Currently, Jupiter Start only has introductions, education, and pre-launch functions. The core function of Jupiter Start, LFG Launchpad, has not been launched yet, but the first round of launchpad voting was initiated on March 7, with the top three projects being Zeus Network (cross-chain communication), SharkyFi (NFT lending protocol), and UpRock (DePIN). Jupiter has a large user base and strong traffic effects. Considering its own resource advantages, the projects it launches may have high quality.

On the other hand, the financial innovation product incubation platform launched by Jupiter, Jupiter Labs, fills the gap in related projects on Solana and still has great potential with Jupiter's support. The project demonstrates a deep exploration of financial derivatives and stablecoin fields, aiming to bring new momentum to the DeFi sector in the Solana ecosystem. However, while these innovations increase returns, they also bring additional risks, such as protocol risks and oracle pricing risks, which need to be balanced through the construction of a sound economic model, appropriate incentive mechanisms, and dynamic redemption strategies.

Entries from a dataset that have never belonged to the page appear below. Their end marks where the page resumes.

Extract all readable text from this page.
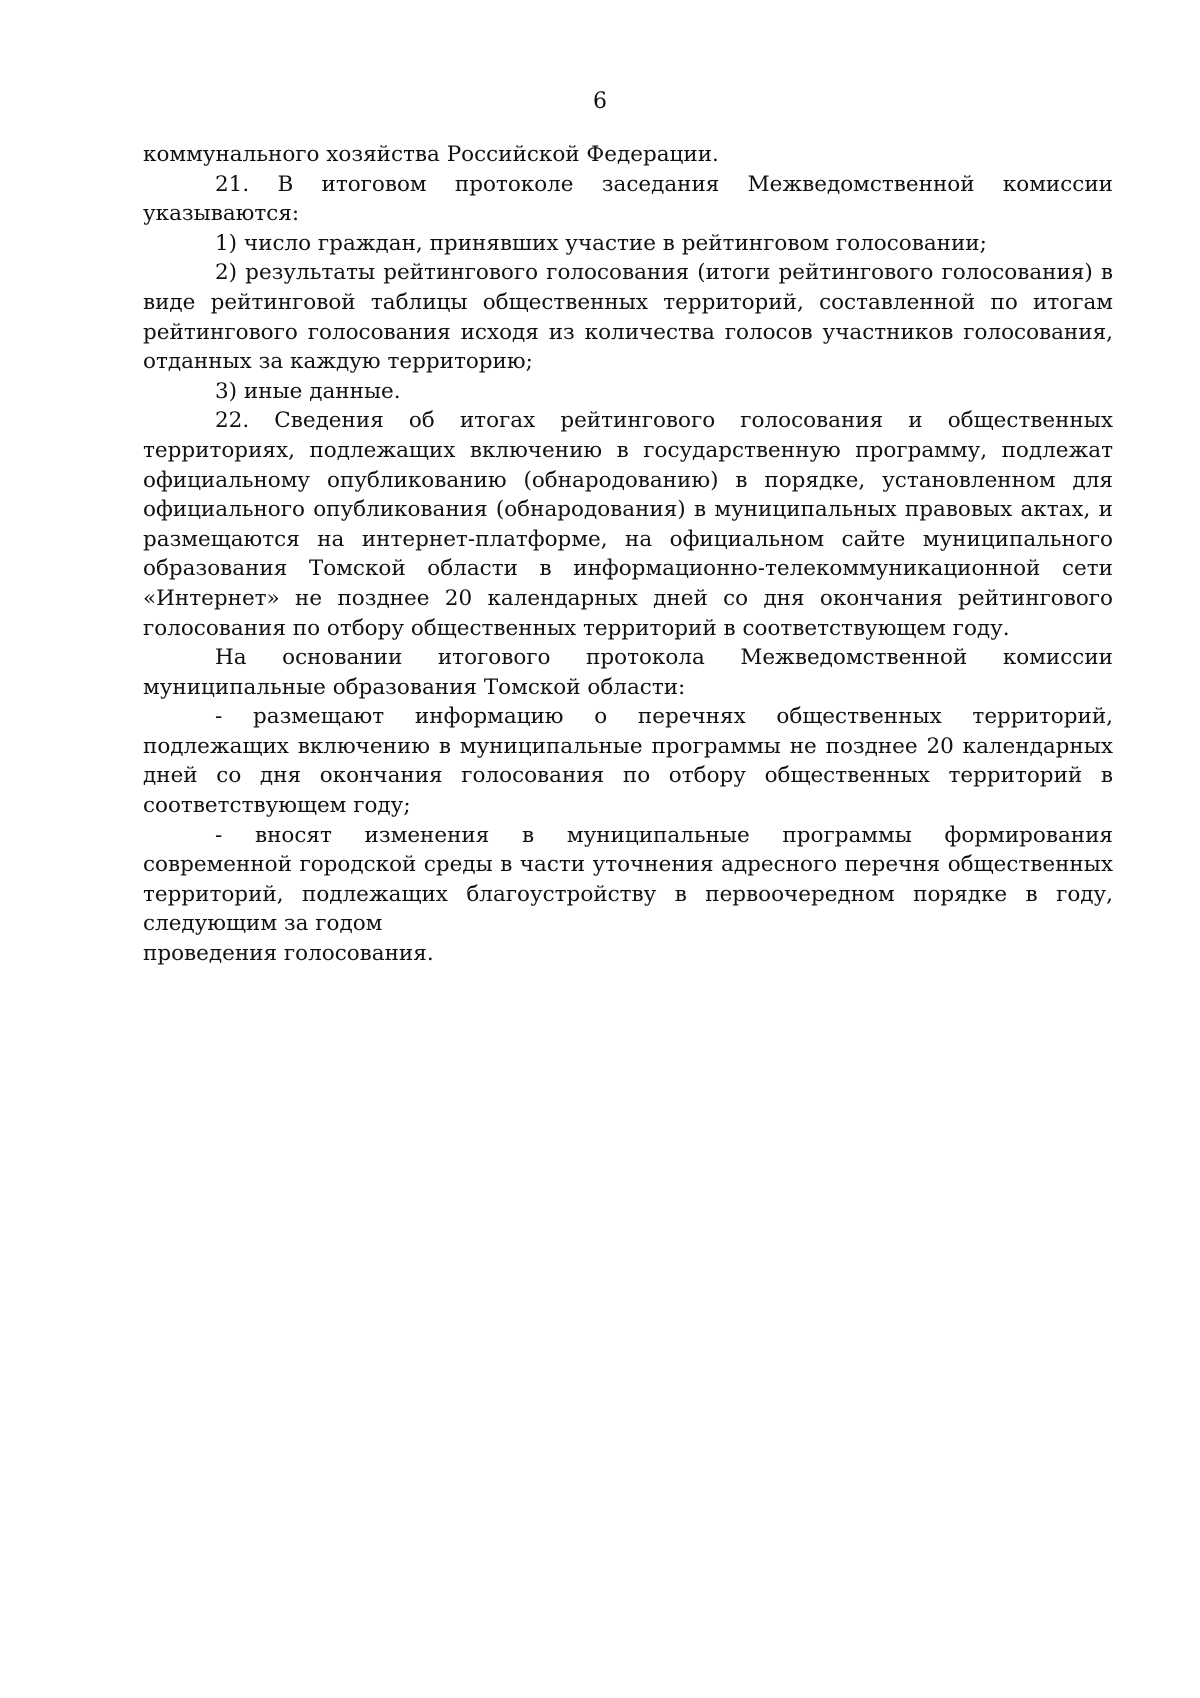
6

коммунального хозяйства Российской Федерации.

21. В итоговом протоколе заседания Межведомственной комиссии указываются:

1) число граждан, принявших участие в рейтинговом голосовании;

2) результаты рейтингового голосования (итоги рейтингового голосования) в виде рейтинговой таблицы общественных территорий, составленной по итогам рейтингового голосования исходя из количества голосов участников голосования, отданных за каждую территорию;

3) иные данные.

22. Сведения об итогах рейтингового голосования и общественных территориях, подлежащих включению в государственную программу, подлежат официальному опубликованию (обнародованию) в порядке, установленном для официального опубликования (обнародования) в муниципальных правовых актах, и размещаются на интернет-платформе, на официальном сайте муниципального образования Томской области в информационно-телекоммуникационной сети «Интернет» не позднее 20 календарных дней со дня окончания рейтингового голосования по отбору общественных территорий в соответствующем году.

На основании итогового протокола Межведомственной комиссии

муниципальные образования Томской области:

- размещают информацию о перечнях общественных территорий, подлежащих включению в муниципальные программы не позднее 20 календарных дней со дня окончания голосования по отбору общественных территорий в соответствующем году;

- вносят изменения в муниципальные программы формирования современной городской среды в части уточнения адресного перечня общественных территорий, подлежащих благоустройству в первоочередном порядке в году, следующим за годом

проведения голосования.
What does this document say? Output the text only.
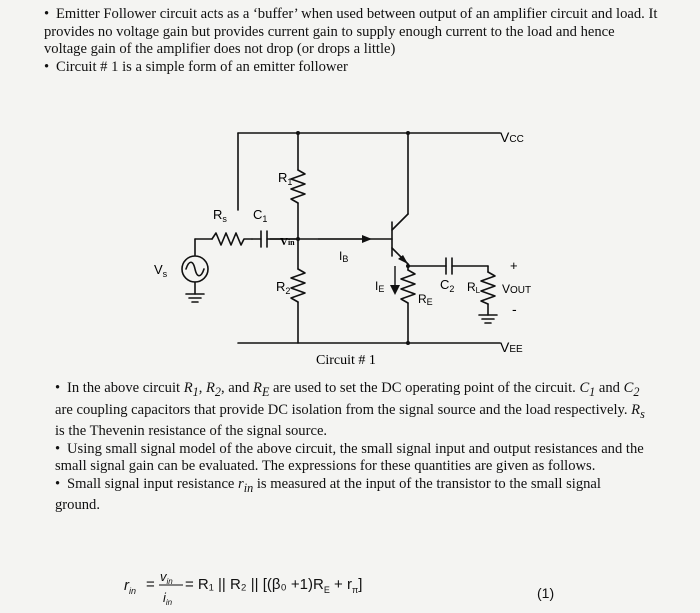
• Emitter Follower circuit acts as a ‘buffer’ when used between output of an amplifier circuit and load. It provides no voltage gain but provides current gain to supply enough current to the load and hence voltage gain of the amplifier does not drop (or drops a little)
• Circuit # 1 is a simple form of an emitter follower
VCC
VEE
$R_1$
$R_2$
$R_s$ $C_1$
Vin
$V_s$
IB
IE
RE
$C_2$ RL
+
VOUT
-
Circuit # 1
• In the above circuit $R_1$, $R_2$, and $R_E$ are used to set the DC operating point of the circuit. $C_1$ and $C_2$ are coupling capacitors that provide DC isolation from the signal source and the load respectively. $R_s$ is the Thevenin resistance of the signal source.
• Using small signal model of the above circuit, the small signal input and output resistances and the small signal gain can be evaluated. The expressions for these quantities are given as follows.
• Small signal input resistance $r_{in}$ is measured at the input of the transistor to the small signal ground.
$r_{in} = v_{in}$
$i_{in}$
= R₁ || R₂ || $[(\beta_0 +1)R_E + r_\pi]$	(1)
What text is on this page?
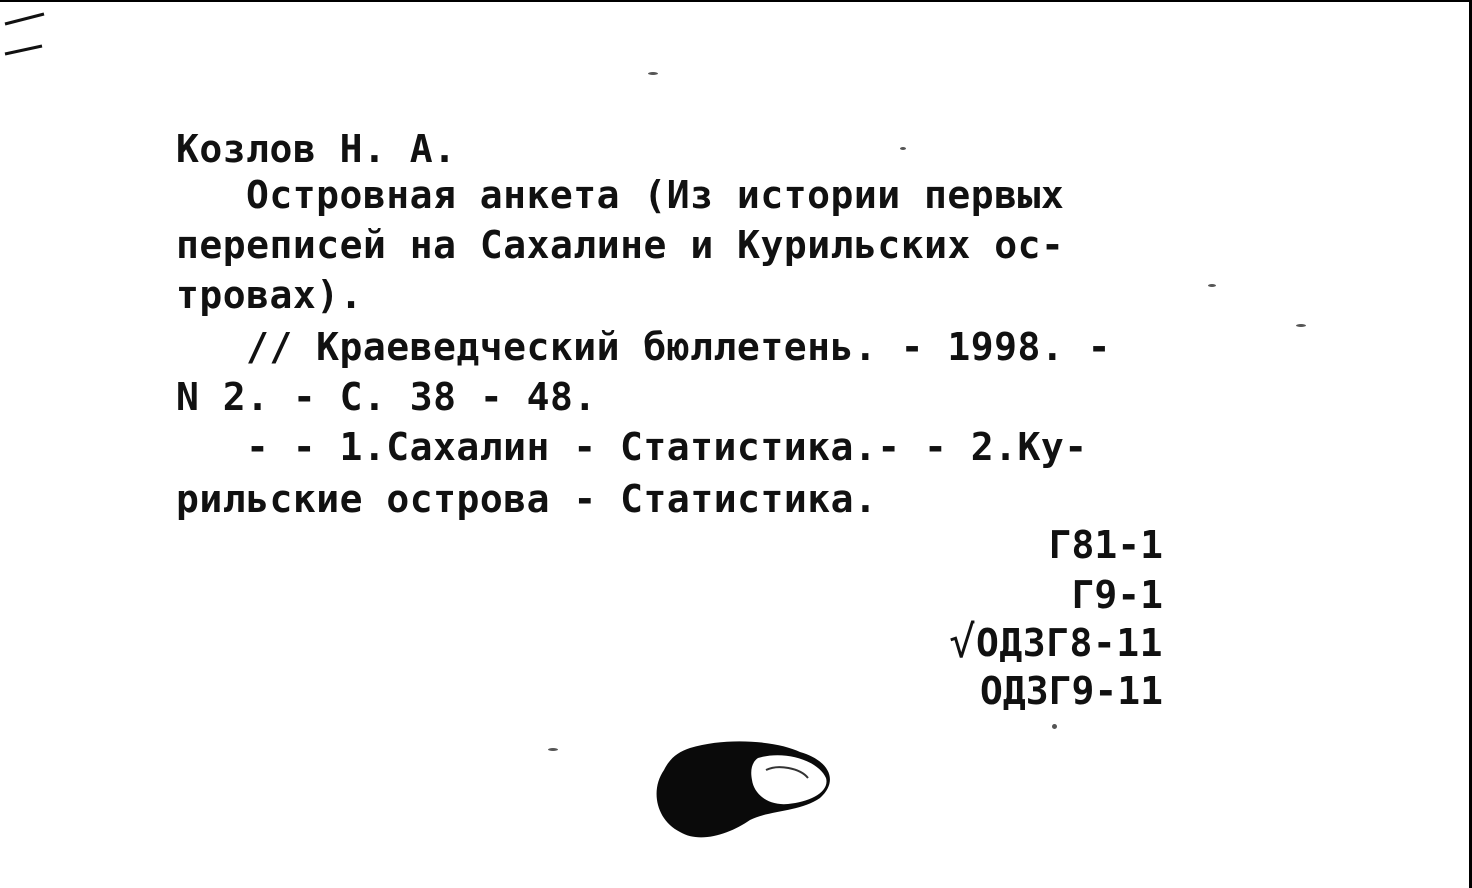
Козлов Н. А.

Островная анкета (Из истории первых

переписей на Сахалине и Курильских ос-

тровах).

// Краеведческий бюллетень. - 1998. -

N 2. - С. 38 - 48.

- - 1.Сахалин - Статистика.- - 2.Ку-

рильские острова - Статистика.

Г81-1

Г9-1

√ ОДЗГ8-11

ОДЗГ9-11
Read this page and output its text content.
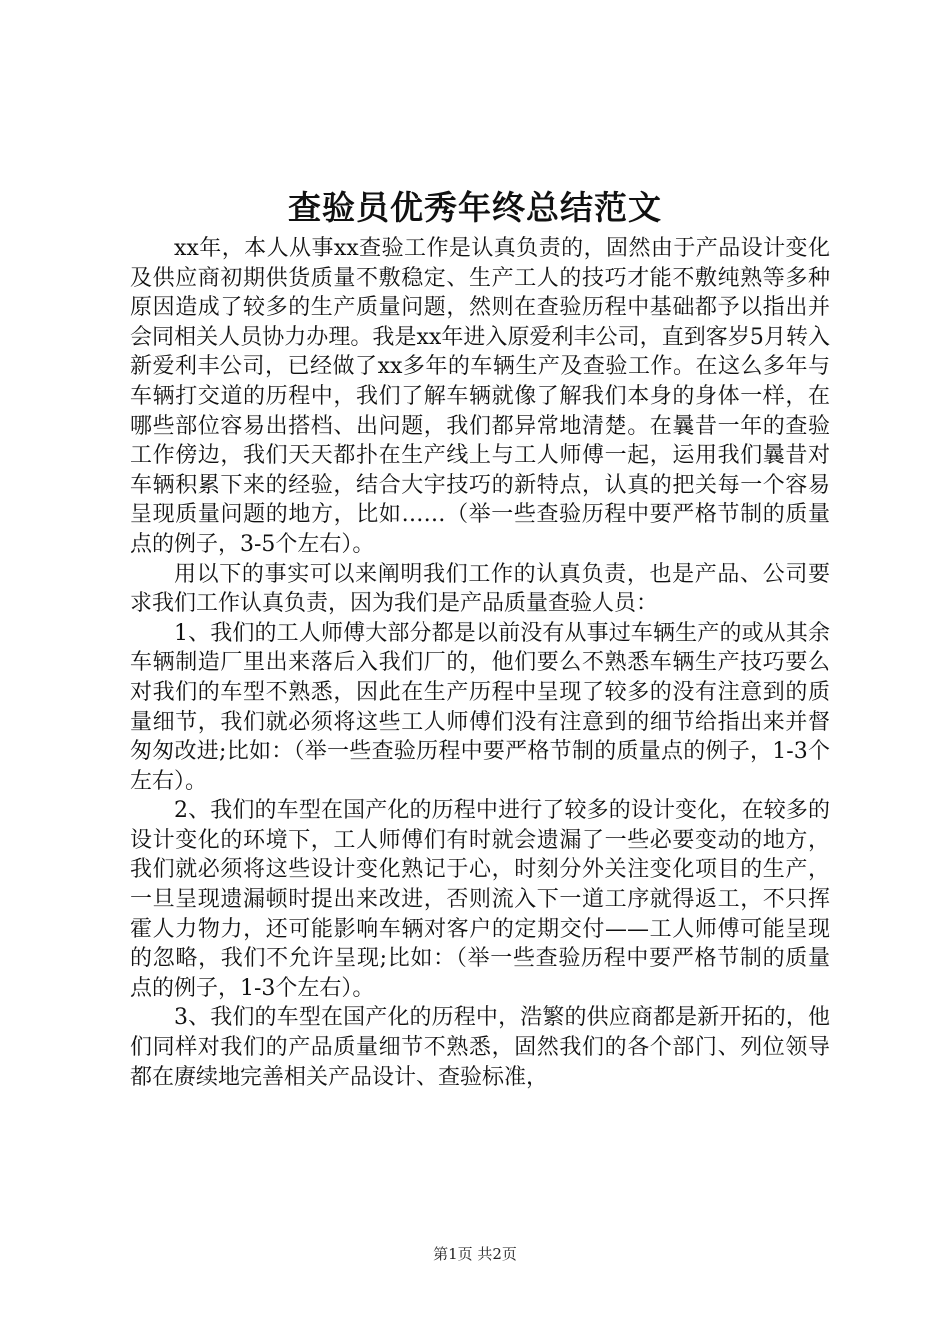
查验员优秀年终总结范文

xx年，本人从事xx查验工作是认真负责的，固然由于产品设计变化及供应商初期供货质量不敷稳定、生产工人的技巧才能不敷纯熟等多种原因造成了较多的生产质量问题，然则在查验历程中基础都予以指出并会同相关人员协力办理。我是xx年进入原爱利丰公司，直到客岁5月转入新爱利丰公司，已经做了xx多年的车辆生产及查验工作。在这么多年与车辆打交道的历程中，我们了解车辆就像了解我们本身的身体一样，在哪些部位容易出搭档、出问题，我们都异常地清楚。在曩昔一年的查验工作傍边，我们天天都扑在生产线上与工人师傅一起，运用我们曩昔对车辆积累下来的经验，结合大宇技巧的新特点，认真的把关每一个容易呈现质量问题的地方，比如……（举一些查验历程中要严格节制的质量点的例子，3-5个左右）。

用以下的事实可以来阐明我们工作的认真负责，也是产品、公司要求我们工作认真负责，因为我们是产品质量查验人员：

1、我们的工人师傅大部分都是以前没有从事过车辆生产的或从其余车辆制造厂里出来落后入我们厂的，他们要么不熟悉车辆生产技巧要么对我们的车型不熟悉，因此在生产历程中呈现了较多的没有注意到的质量细节，我们就必须将这些工人师傅们没有注意到的细节给指出来并督匆匆改进;比如：（举一些查验历程中要严格节制的质量点的例子，1-3个左右）。

2、我们的车型在国产化的历程中进行了较多的设计变化，在较多的设计变化的环境下，工人师傅们有时就会遗漏了一些必要变动的地方，我们就必须将这些设计变化熟记于心，时刻分外关注变化项目的生产，一旦呈现遗漏顿时提出来改进，否则流入下一道工序就得返工，不只挥霍人力物力，还可能影响车辆对客户的定期交付——工人师傅可能呈现的忽略，我们不允许呈现;比如：（举一些查验历程中要严格节制的质量点的例子，1-3个左右）。

3、我们的车型在国产化的历程中，浩繁的供应商都是新开拓的，他们同样对我们的产品质量细节不熟悉，固然我们的各个部门、列位领导都在赓续地完善相关产品设计、查验标准，

第1页 共2页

As a hot star in the Solana ecosystem, Jupiter has quickly gained a foothold in the DeFi field despite its recent launch. Its user-centric product design philosophy, comprehensive and innovative product features, and smooth trading experience have successfully gained the trust of users, making it the largest DEX in terms of trading volume on the Solana chain. In addition, the Jupiter team strives to break through the limitations of traditional DEXs imposed by the development of public chains, actively exploring broader development space, giving Jupiter the potential to grow into a vast and influential entity.

However, the potential problem that arises is that in exploring derivatives and stablecoins, whether as an incubator or a self-developed product, they will face greater risks. Because these financial products achieve high returns through leverage, without a sound economic model and stable token price support, it is easy to fall into a death spiral, which could have a fatal impact on Jupiter itself.